Sten: „Ik kijk heel even hoe laat het is, ik ben namelijk op dit moment ook aan het werk. Ik ben nu foldertjes langs huizen aan het rondbrengen, voor de vader van vrienden van ons. Dat doe ik al een hele lange tijd, vier of vijf jaar.”© Foto Pim Bakx
Sten Groenheiden (15) trekt elke zomer met zijn ouders, twee broers en zusje naar Scandinavië: „We hebben ook vlotgevaren in Zweden, dat was heel erg cool. Het vlot hadden we zelf gebouwd.”
„Ik woon al heel mijn leven in Alphen. Ik zit nog op de middelbare school, in havo 4. Ik vind natuurkunde en scheikunde leuk, daar ben ik ook goed in. Ik ben een tijdje geleden bij een open dag in de Jaarbeurs geweest. Daar waren heel veel kraampjes van middelbare scholen, mbo’s en hbo’s om je een beetje te oriënteren.

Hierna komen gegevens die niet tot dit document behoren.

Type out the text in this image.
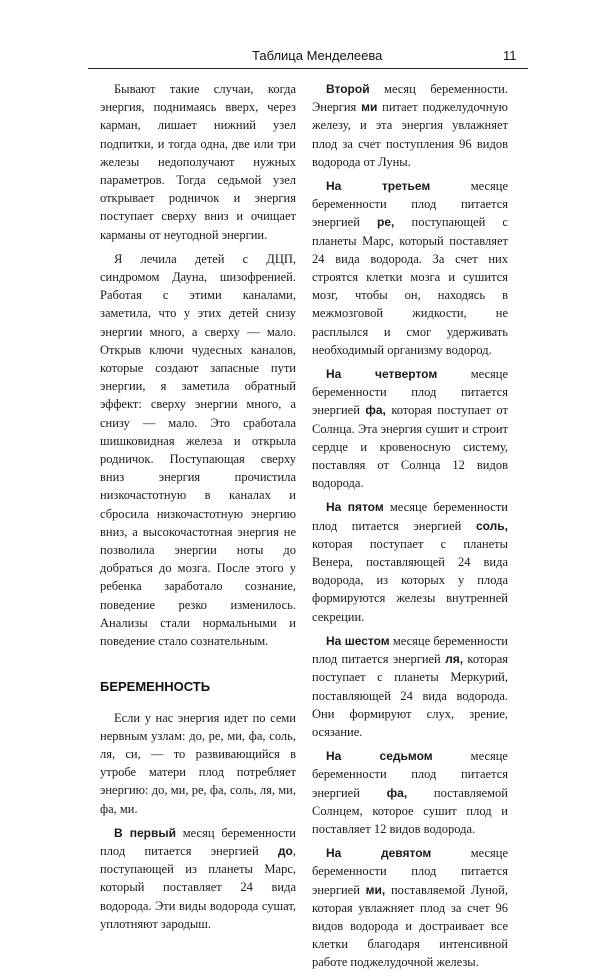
Таблица Менделеева	11

Бывают такие случаи, когда энергия, поднимаясь вверх, через карман, лишает нижний узел подпитки, и тогда одна, две или три железы недополучают нужных параметров. Тогда седьмой узел открывает родничок и энергия поступает сверху вниз и очищает карманы от неугодной энергии.

Я лечила детей с ДЦП, синдромом Дауна, шизофренией. Работая с этими каналами, заметила, что у этих детей снизу энергии много, а сверху — мало. Открыв ключи чудесных каналов, которые создают запасные пути энергии, я заметила обратный эффект: сверху энергии много, а снизу — мало. Это сработала шишковидная железа и открыла родничок. Поступающая сверху вниз энергия прочистила низкочастотную в каналах и сбросила низкочастотную энергию вниз, а высокочастотная энергия не позволила энергии ноты до добраться до мозга. После этого у ребенка заработало сознание, поведение резко изменилось. Анализы стали нормальными и поведение стало сознательным.

БЕРЕМЕННОСТЬ

Если у нас энергия идет по семи нервным узлам: до, ре, ми, фа, соль, ля, си, — то развивающийся в утробе матери плод потребляет энергию: до, ми, ре, фа, соль, ля, ми, фа, ми.

В первый месяц беременности плод питается энергией до, поступающей из планеты Марс, который поставляет 24 вида водорода. Эти виды водорода сушат, уплотняют зародыш.

Второй месяц беременности. Энергия ми питает поджелудочную железу, и эта энергия увлажняет плод за счет поступления 96 видов водорода от Луны.

На третьем месяце беременности плод питается энергией ре, поступающей с планеты Марс, который поставляет 24 вида водорода. За счет них строятся клетки мозга и сушится мозг, чтобы он, находясь в межмозговой жидкости, не расплылся и смог удерживать необходимый организму водород.

На четвертом месяце беременности плод питается энергией фа, которая поступает от Солнца. Эта энергия сушит и строит сердце и кровеносную систему, поставляя от Солнца 12 видов водорода.

На пятом месяце беременности плод питается энергией соль, которая поступает с планеты Венера, поставляющей 24 вида водорода, из которых у плода формируются железы внутренней секреции.

На шестом месяце беременности плод питается энергией ля, которая поступает с планеты Меркурий, поставляющей 24 вида водорода. Они формируют слух, зрение, осязание.

На седьмом месяце беременности плод питается энергией фа, поставляемой Солнцем, которое сушит плод и поставляет 12 видов водорода.

На девятом месяце беременности плод питается энергией ми, поставляемой Луной, которая увлажняет плод за счет 96 видов водорода и достраивает все клетки благодаря интенсивной работе поджелудочной железы.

Bij elk kraampje stonden dan mensen van die school om er wat over te vertellen. Luchtverkeersleider lijkt me leuk, of elektrotechniek. In ieder geval iets technisch.
Voorlopig zit ik hier in Alphen wel goed. Ik kom vooral graag bij de hockeyclub, HC Alphen. Daar zit ik al zo’n acht jaar op. We zijn in december binnen gaan spelen vanwege de kou, maar dat is direct weer gestopt door de lockdown. Nu zijn de buitentrainingen net weer begonnen.
De middelbare school is wel nog steeds dicht dus ik zie mijn vrienden niet echt. Maar het is niet dat ik ze per se hoef te zien, ik heb er geen problemen mee. Ik mis het sociale contact niet. Ik kom ook uit een grote familie; ik heb een broertje, een zusje en een oudere broer.
Met de familie gaan we heel vaak naar Noorwegen en Zweden, altijd naar een andere plek en op een andere manier. We zijn twee jaar geleden naar Noorwegen gegaan met de camper en vorig jaar gingen we naar Zweden met de tent. We gaan ook vaak de natuur in, om te wildkamperen. We hebben ook vlotgevaren in Zweden, dat was heel erg cool. Het vlot hadden we zelf gebouwd, en toen zijn we zeven dagen lang gaan varen met tentjes die we dan opzetten op strandjes aan een rivier. We hebben toen één keer op het vlot zelf geslapen.”